A Rich in heart lady
“A friend is one who knows you and loves you just the same.”
Thinking about how last week was spent, it was awesome being with granny, Dad, little sis and cousins. With them around, I am happy and they gave me laughter all through the week. I woke up early this morning to join them in preparing for lunch. We don't eat on Sunday morning except for Granny. It is when we are back from church before eating. Though, I won't be attending service today.
I was outside sitting on the cemented soakaway while watching the two foods being placed on each fire. Rice and Beans are what we concluded eating today. Then, as I looked up, saw how beautiful the sky was and a thought flooded my mind "What if God could just reveal himself in an image of the sky?" No man can see God and live, but I feel like God is talking to me at that moment and call unto me like this "My Child, I am always with you... Call unto me wherever you are and I will always answer you".
I went inside after cooking, while others were preparing to go to Church. I laid back on my bed thinking of how the day would go. I opened my email to check for a prompt and I found one;
"Share about a good neighbor and what makes him/her valued"
This made me want to talk about a good neighbor who celebrated her birthday yesterday. I wouldn't want to call her neighbor anymore but my bestie because she earned it from me through her attitude to me since I was in school. This lady here is a "rich in heart lady". Why do I say so?
I am the kind of person that observes and takes note of things done to me. I love to forgive easily and instantly, that I forget what you did to me before the day ends. So, also, I can love too. It is how you approach me, I will give back to you. If you don't want me with you, it's fine, I am going to respect that, but to earn something from me, you must work for it. This lady called Rachel worked for it.
I found a good neighbor, friend and a sister in her. Among everyone in the compound, she is the only one who can pacify me and I am okay. She knows how to talk to me in a calm way and I will succumb. Though I don't fight, she knows how to speak the truth. If I am wrong, she will open up to me, same thing I do to her and she never gets angry.
Sometimes, I may behave somehow especially when I am not in a good mood, she will understand until I calm down. She respects my privacy and does not intrude anyhow. We understand each other. There are times when she travels home, she will bring things she brought for herself. Days of bringing food to me, palm oil, I can't count those things she has done for me.
Many times when she gives me something I know it's expensive for a student like her, I feel surprise and shock at those things and I would be like "can there be any like her?"
Ever since I knew her pure mind, I have taken her as a bestie- not an ordinary friend anymore but someone I can talk to anytime and she doesn't keep anything from me. She speaks the truth even if she thinks I would get angry because of that, but what she doesn't know is that these are the kind of people I want. Those who won't be afraid to say the good and bad side of me. I love taking instructions and when someone talks to me about my attitude, I quickly change.

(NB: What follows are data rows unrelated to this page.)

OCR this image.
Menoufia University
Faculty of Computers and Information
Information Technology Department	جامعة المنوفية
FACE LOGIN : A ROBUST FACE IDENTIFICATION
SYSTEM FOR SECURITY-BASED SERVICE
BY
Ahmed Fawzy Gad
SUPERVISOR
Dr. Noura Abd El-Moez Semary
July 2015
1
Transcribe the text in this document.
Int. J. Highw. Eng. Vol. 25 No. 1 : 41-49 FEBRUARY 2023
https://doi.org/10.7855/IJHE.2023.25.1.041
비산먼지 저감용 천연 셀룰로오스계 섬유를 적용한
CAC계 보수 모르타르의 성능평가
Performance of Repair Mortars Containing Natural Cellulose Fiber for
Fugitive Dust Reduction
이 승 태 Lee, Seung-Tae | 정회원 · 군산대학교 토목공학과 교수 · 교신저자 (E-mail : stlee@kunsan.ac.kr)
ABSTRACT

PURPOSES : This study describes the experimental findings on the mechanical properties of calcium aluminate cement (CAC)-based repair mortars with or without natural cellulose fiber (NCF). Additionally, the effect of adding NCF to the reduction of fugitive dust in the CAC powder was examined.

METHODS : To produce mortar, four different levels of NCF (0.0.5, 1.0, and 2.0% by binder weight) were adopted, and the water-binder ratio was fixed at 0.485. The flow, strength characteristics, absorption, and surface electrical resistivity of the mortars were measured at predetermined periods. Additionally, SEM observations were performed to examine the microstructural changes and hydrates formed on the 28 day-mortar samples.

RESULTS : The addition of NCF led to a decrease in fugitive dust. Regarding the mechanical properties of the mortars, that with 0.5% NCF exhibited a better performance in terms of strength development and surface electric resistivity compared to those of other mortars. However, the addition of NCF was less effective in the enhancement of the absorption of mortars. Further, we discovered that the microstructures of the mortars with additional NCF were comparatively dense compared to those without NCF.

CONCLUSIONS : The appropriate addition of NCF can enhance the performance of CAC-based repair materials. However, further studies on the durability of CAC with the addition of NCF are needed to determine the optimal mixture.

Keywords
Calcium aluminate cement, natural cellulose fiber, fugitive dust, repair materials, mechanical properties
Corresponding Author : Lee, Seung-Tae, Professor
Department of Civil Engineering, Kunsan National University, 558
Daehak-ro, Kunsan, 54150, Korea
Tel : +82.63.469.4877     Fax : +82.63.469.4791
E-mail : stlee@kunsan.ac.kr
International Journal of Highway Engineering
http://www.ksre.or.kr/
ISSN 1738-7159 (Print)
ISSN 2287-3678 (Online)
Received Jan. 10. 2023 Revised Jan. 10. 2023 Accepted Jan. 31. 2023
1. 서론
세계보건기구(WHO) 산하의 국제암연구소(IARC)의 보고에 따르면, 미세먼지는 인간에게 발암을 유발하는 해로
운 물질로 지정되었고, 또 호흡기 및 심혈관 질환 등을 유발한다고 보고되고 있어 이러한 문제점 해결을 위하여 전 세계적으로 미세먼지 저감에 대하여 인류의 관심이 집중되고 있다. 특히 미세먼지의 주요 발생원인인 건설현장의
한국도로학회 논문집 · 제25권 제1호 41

I don't want people who would always keep mute even when I am doing the wrong thing. Talk to me and let me know the other side of me I need to change. I do this too as I am not afraid to speak the truth. If you want to disassociate with me because of that, it's fine.
I have a childhood friend that is like her. In fact she is similar to her and I am so happy I have found two great friends who are like sisters to me. They both earned it from me.
This lady can go miles helping and supporting me and when she does not have, she calmly says it and I understand. I am glad I met a kind soul throughout my journey.
Everyone knows us and they know there is nothing I want to do without involving her. In fact it made some people envious because they said it to our face that our friendship is something else which they want too.
It got to an extent, I only have access to her fiance and I am always sent by others to get something on behalf of my bestie whenever she isn't around. They know I am the only one who can talk to him as the guy is a private person who doesn't talk to everyone except me in the house.
I will always value this lady every moment for everything she has done for me while in school. She has the key to my room because I trusted her. Whenever I travel and someone needs something from me, I quickly call her to help me get it in my room. She gave me hers too and would always allow me into her room in her absence because we trust each other. She would say whatever she has is mine, I would tease her of owning her fiance since what she has is mine too but we would laugh it out.
Ever since I began calling her my bestie, I hardly called her name again till I finished school. When she goes out, she would buy something along for me. When she is cooking, she would cook mine except if I don't want to eat. This is what we do for ourselves because that is how things should be done. When you do for me and I do for you, it makes the relationship last longer.
She would come into my room to discuss my relationship and would always pray for me. This, I found in her and made me value such a person. I can now say I have two great friends (besties) on my list.
I can go on and keep talking about the good things she has done for me. When I was sick, she was always there. In fact there was a time she heard I was sick and she traveled then. She came back and was with me till I fully recovered. There was a time she had issues, she called me around 1am because I was the only one she would call and answer her. I went to meet her in her room, and I met her crying. I consoled her, prayed with her till the issue was resolved and went back to sleep.
I would have celebrated her birthday with her if I was around. She even wanted me to be there but I told her I wouldn't make it since I traveled home. I wished her and prayed for her. I have a lot to say about her, but let me stop here.
Thanks for reading
I wish her a very long life and good living till she is satisfied with what she has gotten.